[CALUG] Repairing Ubuntu 8.04 installation, or installing packages to an alternate destination?
Ed Browne
edward_d_browne at yahoo.com
Wed Apr 29 15:25:21 EDT 2009
Thanks to all who offered their suggestions. In answer
to the question "why not just do a new install?", I had
hoped I could learn something by fixing it, and save
time in the long run. But in the end, everything I fixed
just threw up two more things to fix. So I went the
whole hog and (after saving my homedir) installed
the new Ubuntu 9.04. Just a few more things left
to tweak ...
Thanks again - Ed
________________________________
From: "sklist at kitterman.com" <sklist at kitterman.com>
To: calug at unknownlamer.org
Sent: Saturday, April 25, 2009 10:25:46 PM
Subject: Re: [CALUG] Repairing Ubuntu 8.04 installation, or installing packages to an alternate destination?
On Sat, 25 Apr 2009 10:05:15 -0700 (PDT) Ed Browne
<edward_d_browne at yahoo.com> wrote:
> Hi,
> I inadvertently, tragically, uninstalled a bunch of packages on
>my Ubuntu 8.04, including some things necessary for both
>synaptic and a network connection.
> So, short of doing a brand-new install, is there a way to
>salvage this system?
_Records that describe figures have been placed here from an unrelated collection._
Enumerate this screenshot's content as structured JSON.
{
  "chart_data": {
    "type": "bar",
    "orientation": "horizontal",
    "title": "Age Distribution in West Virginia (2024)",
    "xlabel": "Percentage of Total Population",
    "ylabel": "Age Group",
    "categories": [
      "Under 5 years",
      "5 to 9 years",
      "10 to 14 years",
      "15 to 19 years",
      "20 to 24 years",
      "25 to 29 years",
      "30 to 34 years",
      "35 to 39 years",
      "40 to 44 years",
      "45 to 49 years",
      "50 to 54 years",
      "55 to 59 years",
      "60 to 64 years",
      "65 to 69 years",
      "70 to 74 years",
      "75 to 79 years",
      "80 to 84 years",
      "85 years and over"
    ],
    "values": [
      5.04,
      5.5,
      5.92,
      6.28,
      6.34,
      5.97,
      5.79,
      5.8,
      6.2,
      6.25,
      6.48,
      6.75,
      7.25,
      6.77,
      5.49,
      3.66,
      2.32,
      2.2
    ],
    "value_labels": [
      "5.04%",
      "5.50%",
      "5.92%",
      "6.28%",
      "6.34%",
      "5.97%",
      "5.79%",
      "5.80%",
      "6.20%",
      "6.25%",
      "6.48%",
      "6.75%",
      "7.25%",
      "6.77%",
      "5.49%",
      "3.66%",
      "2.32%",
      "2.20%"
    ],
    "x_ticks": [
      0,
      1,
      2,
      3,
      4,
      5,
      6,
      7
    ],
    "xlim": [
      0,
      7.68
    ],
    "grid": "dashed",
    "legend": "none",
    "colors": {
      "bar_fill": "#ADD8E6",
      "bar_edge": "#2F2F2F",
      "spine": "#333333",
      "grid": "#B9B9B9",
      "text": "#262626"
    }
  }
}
I'm booted up now on the Ubuntu 8.04
>install DVD, so can I either
>a) install the packages I need from the DVD to my hard drive,
>perhaps targeting a different relative path where I would have
>mounted my hard drive, like say "/mnt/usr" and so forth.
>or
>b) manually install the bare minimum of tools manually
>on hard drive, and put the rest packages I need on the hard
>drive, then boot up in the hard drive and install those
>pre-positioned packages with some form of simple
>command-line package management?
>
Mount the system's hard drive (I use Kubuntu, not Ubuntu, so I can't advise
you on which GUI tool to do this with), make a new directory and copy the
.deb files for the packages you need (including their dependencies you may
have removed) from the dvd into this directory on your system's hard drive
(anywhere is fine, but in your user home dir somewhere is safest), reboot
into your system, open a shell and cd into the dir with the .deb's, then
install the packages using:
sudo dpkg -i *.deb
if there are dependency errors, make note of them and try to fix it with:
sudo apt-get -f install
Pay close attention to what apt wants to do. If it doesn't want to remove
packages, then go ahead, if it does, you didn't get all the packages you
need. You'll need to reboot into the dvd and repeat to get the missing
packages.
That should allow you to reinstall the missing bits.